Up here in Canada, where we have a parliamentary system, bills are created and passed (or failed) with majority on a single vote. The huge difference between bills is that we don't have a bunch of riders and non-meaningful attachments to the bill. If we have a crime bill, it's about crime... no tossing in $50 million for a road in Saskatchewan. So it makes our legislation alot shorter and easier to understand.

I actually tried to read through the health care bill a few weeks ago to figure out what was in it. What a mess.

Oh, and our Senate is essentially a bunch of appointees by the government with indefinite terms who rubber stamps the laws, 99% of the time... an absolute waste of our tax dollars, IMO. Our Senate does not initiate bills.
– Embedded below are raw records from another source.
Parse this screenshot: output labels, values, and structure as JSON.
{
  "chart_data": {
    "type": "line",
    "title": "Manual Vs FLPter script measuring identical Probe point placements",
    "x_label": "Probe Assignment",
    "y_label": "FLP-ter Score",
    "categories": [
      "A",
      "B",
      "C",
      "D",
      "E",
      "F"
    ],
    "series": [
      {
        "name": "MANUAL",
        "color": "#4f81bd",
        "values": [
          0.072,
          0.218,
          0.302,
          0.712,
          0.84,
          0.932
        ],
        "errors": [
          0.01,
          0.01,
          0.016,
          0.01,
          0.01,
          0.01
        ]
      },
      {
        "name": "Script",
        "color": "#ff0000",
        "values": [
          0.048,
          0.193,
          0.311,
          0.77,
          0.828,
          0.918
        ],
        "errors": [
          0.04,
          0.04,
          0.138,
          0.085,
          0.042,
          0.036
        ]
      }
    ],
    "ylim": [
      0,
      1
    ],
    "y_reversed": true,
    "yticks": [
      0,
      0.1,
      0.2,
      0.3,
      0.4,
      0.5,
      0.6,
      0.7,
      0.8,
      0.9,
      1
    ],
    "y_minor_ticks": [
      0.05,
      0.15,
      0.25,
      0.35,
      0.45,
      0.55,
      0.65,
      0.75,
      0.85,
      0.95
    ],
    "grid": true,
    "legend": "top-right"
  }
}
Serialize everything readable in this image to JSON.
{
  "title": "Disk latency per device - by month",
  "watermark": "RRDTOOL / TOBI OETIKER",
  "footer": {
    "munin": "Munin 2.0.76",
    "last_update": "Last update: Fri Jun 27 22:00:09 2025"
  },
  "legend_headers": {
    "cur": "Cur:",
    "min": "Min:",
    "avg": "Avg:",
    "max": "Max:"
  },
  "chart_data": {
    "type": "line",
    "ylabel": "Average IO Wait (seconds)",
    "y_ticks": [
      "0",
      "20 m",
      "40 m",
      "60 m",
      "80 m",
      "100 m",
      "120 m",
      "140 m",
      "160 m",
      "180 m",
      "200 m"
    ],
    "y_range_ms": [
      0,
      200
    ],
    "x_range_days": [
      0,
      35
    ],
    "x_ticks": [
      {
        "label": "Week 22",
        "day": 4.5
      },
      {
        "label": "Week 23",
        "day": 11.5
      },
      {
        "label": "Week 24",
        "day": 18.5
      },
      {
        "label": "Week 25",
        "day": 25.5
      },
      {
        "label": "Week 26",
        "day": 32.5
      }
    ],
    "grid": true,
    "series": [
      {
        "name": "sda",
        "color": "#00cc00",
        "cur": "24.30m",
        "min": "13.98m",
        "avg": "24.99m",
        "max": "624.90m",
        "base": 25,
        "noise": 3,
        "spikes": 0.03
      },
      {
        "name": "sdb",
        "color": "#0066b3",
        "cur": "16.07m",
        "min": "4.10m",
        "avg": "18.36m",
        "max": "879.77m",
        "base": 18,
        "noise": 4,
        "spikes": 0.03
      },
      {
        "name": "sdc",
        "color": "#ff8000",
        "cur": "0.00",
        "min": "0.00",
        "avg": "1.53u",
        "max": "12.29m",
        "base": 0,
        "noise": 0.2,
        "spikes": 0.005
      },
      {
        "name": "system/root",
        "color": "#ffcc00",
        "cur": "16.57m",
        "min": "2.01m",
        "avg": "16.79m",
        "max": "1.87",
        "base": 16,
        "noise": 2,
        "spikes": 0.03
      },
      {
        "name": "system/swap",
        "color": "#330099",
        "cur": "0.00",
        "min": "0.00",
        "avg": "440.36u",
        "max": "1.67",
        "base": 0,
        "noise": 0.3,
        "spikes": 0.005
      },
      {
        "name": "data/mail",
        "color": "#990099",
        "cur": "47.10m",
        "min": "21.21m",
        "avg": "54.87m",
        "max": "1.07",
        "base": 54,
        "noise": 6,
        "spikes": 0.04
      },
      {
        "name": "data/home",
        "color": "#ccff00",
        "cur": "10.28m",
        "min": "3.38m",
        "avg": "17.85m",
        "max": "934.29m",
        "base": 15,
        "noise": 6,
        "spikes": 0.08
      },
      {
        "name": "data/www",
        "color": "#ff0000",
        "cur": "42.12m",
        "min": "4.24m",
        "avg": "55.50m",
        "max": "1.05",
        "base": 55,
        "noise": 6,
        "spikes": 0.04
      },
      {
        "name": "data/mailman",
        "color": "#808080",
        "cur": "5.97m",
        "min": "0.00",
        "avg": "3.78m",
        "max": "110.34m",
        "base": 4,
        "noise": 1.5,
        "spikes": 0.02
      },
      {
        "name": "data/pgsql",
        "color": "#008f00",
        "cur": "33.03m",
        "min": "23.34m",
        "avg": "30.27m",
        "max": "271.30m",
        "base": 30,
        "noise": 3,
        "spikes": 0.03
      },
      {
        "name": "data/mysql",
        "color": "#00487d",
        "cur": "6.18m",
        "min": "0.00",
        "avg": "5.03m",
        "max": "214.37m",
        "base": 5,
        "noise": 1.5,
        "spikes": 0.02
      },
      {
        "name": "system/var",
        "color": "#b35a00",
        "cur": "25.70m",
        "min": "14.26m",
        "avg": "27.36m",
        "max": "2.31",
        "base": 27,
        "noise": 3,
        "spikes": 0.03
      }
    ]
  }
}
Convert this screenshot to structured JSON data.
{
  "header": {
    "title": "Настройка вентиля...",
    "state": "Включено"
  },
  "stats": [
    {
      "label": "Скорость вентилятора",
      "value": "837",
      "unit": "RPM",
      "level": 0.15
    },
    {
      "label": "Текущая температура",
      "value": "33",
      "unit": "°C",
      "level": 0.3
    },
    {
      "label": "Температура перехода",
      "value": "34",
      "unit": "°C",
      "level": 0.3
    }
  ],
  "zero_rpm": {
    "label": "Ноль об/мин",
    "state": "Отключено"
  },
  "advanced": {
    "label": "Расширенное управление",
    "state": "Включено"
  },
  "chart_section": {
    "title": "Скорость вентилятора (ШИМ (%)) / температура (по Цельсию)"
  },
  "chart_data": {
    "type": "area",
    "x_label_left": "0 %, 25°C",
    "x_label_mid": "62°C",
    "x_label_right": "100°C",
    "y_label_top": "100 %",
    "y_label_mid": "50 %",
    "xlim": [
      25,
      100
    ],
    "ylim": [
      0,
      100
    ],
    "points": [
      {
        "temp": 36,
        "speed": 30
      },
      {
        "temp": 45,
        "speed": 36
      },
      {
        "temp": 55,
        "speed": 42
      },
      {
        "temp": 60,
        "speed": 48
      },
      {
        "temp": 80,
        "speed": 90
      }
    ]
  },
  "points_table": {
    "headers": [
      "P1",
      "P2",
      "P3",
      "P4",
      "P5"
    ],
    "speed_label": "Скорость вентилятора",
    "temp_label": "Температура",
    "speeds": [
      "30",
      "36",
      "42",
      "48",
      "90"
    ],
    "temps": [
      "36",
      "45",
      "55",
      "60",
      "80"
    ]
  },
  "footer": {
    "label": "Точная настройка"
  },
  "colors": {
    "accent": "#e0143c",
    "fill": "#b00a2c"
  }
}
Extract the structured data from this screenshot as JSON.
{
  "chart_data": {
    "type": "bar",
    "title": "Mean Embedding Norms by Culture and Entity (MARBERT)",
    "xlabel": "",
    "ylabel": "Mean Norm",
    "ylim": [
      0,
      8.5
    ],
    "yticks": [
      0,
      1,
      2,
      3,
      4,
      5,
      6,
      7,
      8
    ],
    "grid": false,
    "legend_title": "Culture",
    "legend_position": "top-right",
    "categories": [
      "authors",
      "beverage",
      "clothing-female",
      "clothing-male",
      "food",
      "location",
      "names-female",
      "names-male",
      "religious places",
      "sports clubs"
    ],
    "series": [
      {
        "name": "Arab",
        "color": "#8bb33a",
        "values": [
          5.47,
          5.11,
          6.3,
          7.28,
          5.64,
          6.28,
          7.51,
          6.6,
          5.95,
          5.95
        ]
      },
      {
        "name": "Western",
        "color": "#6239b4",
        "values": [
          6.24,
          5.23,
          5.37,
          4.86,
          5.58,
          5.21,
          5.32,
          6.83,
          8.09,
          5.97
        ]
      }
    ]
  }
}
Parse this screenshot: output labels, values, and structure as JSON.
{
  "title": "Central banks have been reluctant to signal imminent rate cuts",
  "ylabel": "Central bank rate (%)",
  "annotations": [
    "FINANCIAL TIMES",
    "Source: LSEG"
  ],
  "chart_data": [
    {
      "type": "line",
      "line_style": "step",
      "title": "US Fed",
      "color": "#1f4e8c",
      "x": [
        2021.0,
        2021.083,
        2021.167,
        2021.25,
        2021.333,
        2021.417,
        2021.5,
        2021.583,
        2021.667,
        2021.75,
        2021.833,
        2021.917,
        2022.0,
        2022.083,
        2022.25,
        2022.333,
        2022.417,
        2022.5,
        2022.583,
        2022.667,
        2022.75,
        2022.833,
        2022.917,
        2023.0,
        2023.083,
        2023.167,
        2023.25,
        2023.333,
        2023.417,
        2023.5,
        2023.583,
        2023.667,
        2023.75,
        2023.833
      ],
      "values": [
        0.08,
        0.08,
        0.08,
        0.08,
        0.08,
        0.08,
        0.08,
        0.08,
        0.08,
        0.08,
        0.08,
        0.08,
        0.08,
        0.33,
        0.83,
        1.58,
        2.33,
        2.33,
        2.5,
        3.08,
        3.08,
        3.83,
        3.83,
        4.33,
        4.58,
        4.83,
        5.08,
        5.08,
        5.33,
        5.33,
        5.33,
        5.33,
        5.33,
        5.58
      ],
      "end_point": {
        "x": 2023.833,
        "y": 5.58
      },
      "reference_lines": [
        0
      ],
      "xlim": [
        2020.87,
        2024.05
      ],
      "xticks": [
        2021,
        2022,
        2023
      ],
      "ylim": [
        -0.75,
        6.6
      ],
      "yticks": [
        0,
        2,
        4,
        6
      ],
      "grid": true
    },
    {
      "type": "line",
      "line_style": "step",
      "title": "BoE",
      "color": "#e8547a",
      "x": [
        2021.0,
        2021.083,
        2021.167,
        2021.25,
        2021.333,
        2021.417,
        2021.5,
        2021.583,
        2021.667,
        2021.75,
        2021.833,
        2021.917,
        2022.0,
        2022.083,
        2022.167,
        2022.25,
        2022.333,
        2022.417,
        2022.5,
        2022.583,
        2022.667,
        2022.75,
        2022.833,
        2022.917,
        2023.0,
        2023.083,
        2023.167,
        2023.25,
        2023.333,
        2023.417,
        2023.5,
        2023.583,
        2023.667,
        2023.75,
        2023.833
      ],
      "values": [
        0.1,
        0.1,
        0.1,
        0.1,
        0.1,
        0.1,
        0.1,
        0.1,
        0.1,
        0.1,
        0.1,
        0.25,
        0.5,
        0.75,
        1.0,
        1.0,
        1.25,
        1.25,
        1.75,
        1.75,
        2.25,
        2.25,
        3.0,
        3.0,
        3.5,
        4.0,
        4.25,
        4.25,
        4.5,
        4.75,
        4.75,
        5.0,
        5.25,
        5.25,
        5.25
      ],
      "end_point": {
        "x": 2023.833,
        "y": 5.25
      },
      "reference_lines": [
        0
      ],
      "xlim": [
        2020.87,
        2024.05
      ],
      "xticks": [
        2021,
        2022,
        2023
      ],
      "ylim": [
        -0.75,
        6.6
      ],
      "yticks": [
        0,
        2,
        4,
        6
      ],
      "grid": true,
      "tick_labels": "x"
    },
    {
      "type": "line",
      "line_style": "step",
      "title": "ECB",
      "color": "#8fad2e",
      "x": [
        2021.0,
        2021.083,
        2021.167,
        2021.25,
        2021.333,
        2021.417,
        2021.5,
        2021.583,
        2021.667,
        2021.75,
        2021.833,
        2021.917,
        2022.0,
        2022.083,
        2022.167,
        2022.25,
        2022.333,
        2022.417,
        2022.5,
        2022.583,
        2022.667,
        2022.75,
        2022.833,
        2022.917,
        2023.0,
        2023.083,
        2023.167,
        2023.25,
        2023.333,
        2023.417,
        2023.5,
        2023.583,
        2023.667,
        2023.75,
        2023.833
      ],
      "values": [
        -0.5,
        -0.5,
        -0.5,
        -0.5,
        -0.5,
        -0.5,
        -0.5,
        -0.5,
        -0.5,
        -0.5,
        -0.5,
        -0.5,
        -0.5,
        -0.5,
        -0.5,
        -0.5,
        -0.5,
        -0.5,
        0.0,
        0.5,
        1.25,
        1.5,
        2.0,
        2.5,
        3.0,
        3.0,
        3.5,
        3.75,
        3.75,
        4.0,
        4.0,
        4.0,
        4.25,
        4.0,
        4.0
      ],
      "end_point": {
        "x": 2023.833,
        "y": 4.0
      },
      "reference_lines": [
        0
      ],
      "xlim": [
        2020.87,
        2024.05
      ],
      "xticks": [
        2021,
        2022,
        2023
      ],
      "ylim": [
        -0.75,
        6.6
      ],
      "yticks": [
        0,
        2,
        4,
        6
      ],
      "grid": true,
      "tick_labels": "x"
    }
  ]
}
The USA Senate was once appointed. That led to Senators being "owned" by people. I think it was changed between 1910 and 1920.

It would be great if they didn't have all the riders. It would be even better if instead of feeling they need to keep making new laws every session they would rather pass a budget and go over old laws that could be repealed or cleaned up, then spend the rest of the time helping their constituents.

The USA is now almost an "effective" Parlimentary system in the Legislative Branch. Few in either party cross over. And Obamacare is the first bill I ever remember passing despite bipartisian opposition.

You tried to read it? I can read about a page of that stuff. It can put amphetimine freaks to sleep.